Example 1: Storing and organizing photos

If you have a large number of photos, you probably want to organize them in some way. This could be both a physical photo album or a digital one (like DFoto). Every photo is a file, which contains the information to actually display the photo. You might also name photos with the date they were taken.

If you were at some event, and took a lot of photos there, you could collect all of those photos into an album and give it a label with the name of the event. This is similar to a folder/directory. If you then go to multiple events in a year, you could group all event albums into an album for the entire year. This would then be a folder containing folders, which then contain files.

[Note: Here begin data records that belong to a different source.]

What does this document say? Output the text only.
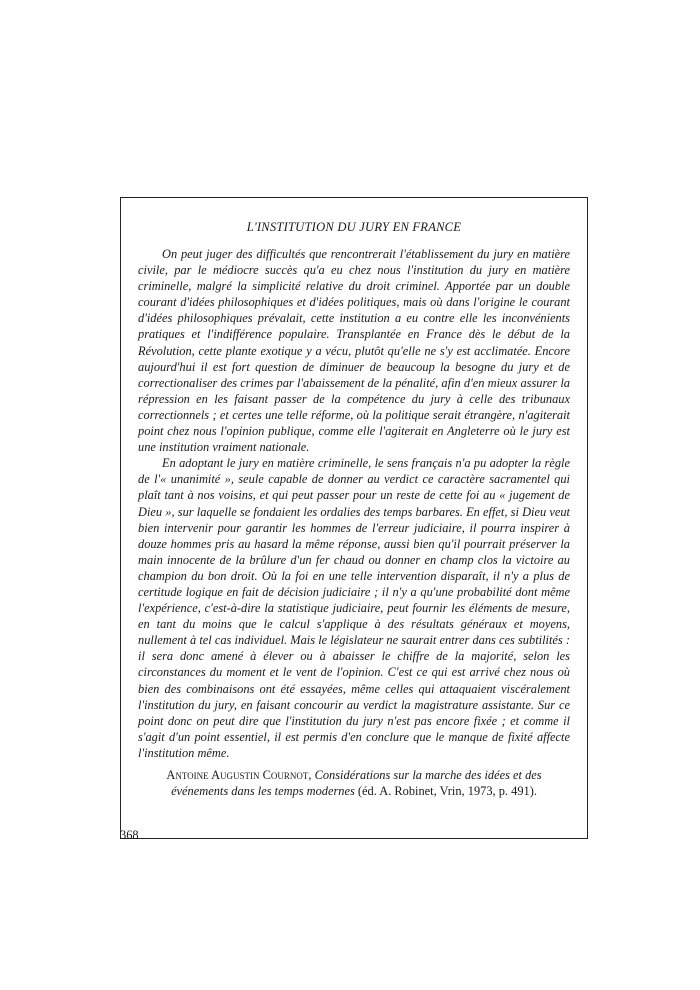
L'INSTITUTION DU JURY EN FRANCE

On peut juger des difficultés que rencontrerait l'établissement du jury en matière civile, par le médiocre succès qu'a eu chez nous l'institution du jury en matière criminelle, malgré la simplicité relative du droit criminel. Apportée par un double courant d'idées philosophiques et d'idées politiques, mais où dans l'origine le courant d'idées philosophiques prévalait, cette institution a eu contre elle les inconvénients pratiques et l'indifférence populaire. Transplantée en France dès le début de la Révolution, cette plante exotique y a vécu, plutôt qu'elle ne s'y est acclimatée. Encore aujourd'hui il est fort question de diminuer de beaucoup la besogne du jury et de correctionaliser des crimes par l'abaissement de la pénalité, afin d'en mieux assurer la répression en les faisant passer de la compétence du jury à celle des tribunaux correctionnels ; et certes une telle réforme, où la politique serait étrangère, n'agiterait point chez nous l'opinion publique, comme elle l'agiterait en Angleterre où le jury est une institution vraiment nationale.

En adoptant le jury en matière criminelle, le sens français n'a pu adopter la règle de l'« unanimité », seule capable de donner au verdict ce caractère sacramentel qui plaît tant à nos voisins, et qui peut passer pour un reste de cette foi au « jugement de Dieu », sur laquelle se fondaient les ordalies des temps barbares. En effet, si Dieu veut bien intervenir pour garantir les hommes de l'erreur judiciaire, il pourra inspirer à douze hommes pris au hasard la même réponse, aussi bien qu'il pourrait préserver la main innocente de la brûlure d'un fer chaud ou donner en champ clos la victoire au champion du bon droit. Où la foi en une telle intervention disparaît, il n'y a plus de certitude logique en fait de décision judiciaire ; il n'y a qu'une probabilité dont même l'expérience, c'est-à-dire la statistique judiciaire, peut fournir les éléments de mesure, en tant du moins que le calcul s'applique à des résultats généraux et moyens, nullement à tel cas individuel. Mais le législateur ne saurait entrer dans ces subtilités : il sera donc amené à élever ou à abaisser le chiffre de la majorité, selon les circonstances du moment et le vent de l'opinion. C'est ce qui est arrivé chez nous où bien des combinaisons ont été essayées, même celles qui attaquaient viscéralement l'institution du jury, en faisant concourir au verdict la magistrature assistante. Sur ce point donc on peut dire que l'institution du jury n'est pas encore fixée ; et comme il s'agit d'un point essentiel, il est permis d'en conclure que le manque de fixité affecte l'institution même.

Antoine Augustin Cournot, Considérations sur la marche des idées et des événements dans les temps modernes (éd. A. Robinet, Vrin, 1973, p. 491).
368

Example 2: Storing books in a library

Libraries have a lot of books and need some way to store them where you can still find them efficiently. Books are grouped together into shelves based on the topics they cover and the shelves are given names. Your book on JavaScript will probably be on the shelf about programming. But as there are a lot of different subjects, we group together shelves that cover similar topics. It doesn't make sense to have your books on programming right next to children's books, or if it would be next to fiction. Here the books would be your files, the shelves and sections would be folders.

Going back to computers, we don't just have one type of file like in the above examples, we have multiple! Some files are programs that you can run, others are photos that you can open in some program to look at. Some are videos that you can watch, other are PDFs that you can read. Some files contain code that you write that will then be run by the computer. How a computer interprets a file depends on its contents.

How do we then refer to a specific file? With something called a path! We will cover paths more in depth later, but the basic idea is that we list all directories you have to look in to get to the file, and then the name of the file itself. In order to make it clear where the name of one directory ends and a new one starts, we separate them with forward slashes (/).

{{ .windows }} Windows usually uses backward slashes (\) in paths instead. We will go through the differences between so called "Unix" systems and Windows later!

A concrete example would be how you find the text for this chapter! The project is on GitHub. All files for this book are in a folder named src. Inside of it, there is one folder for each of the sections you see to the left. This document is in the folder called beginner. The file itself is called files.md. The path to it would thus be src/beginner/files.md.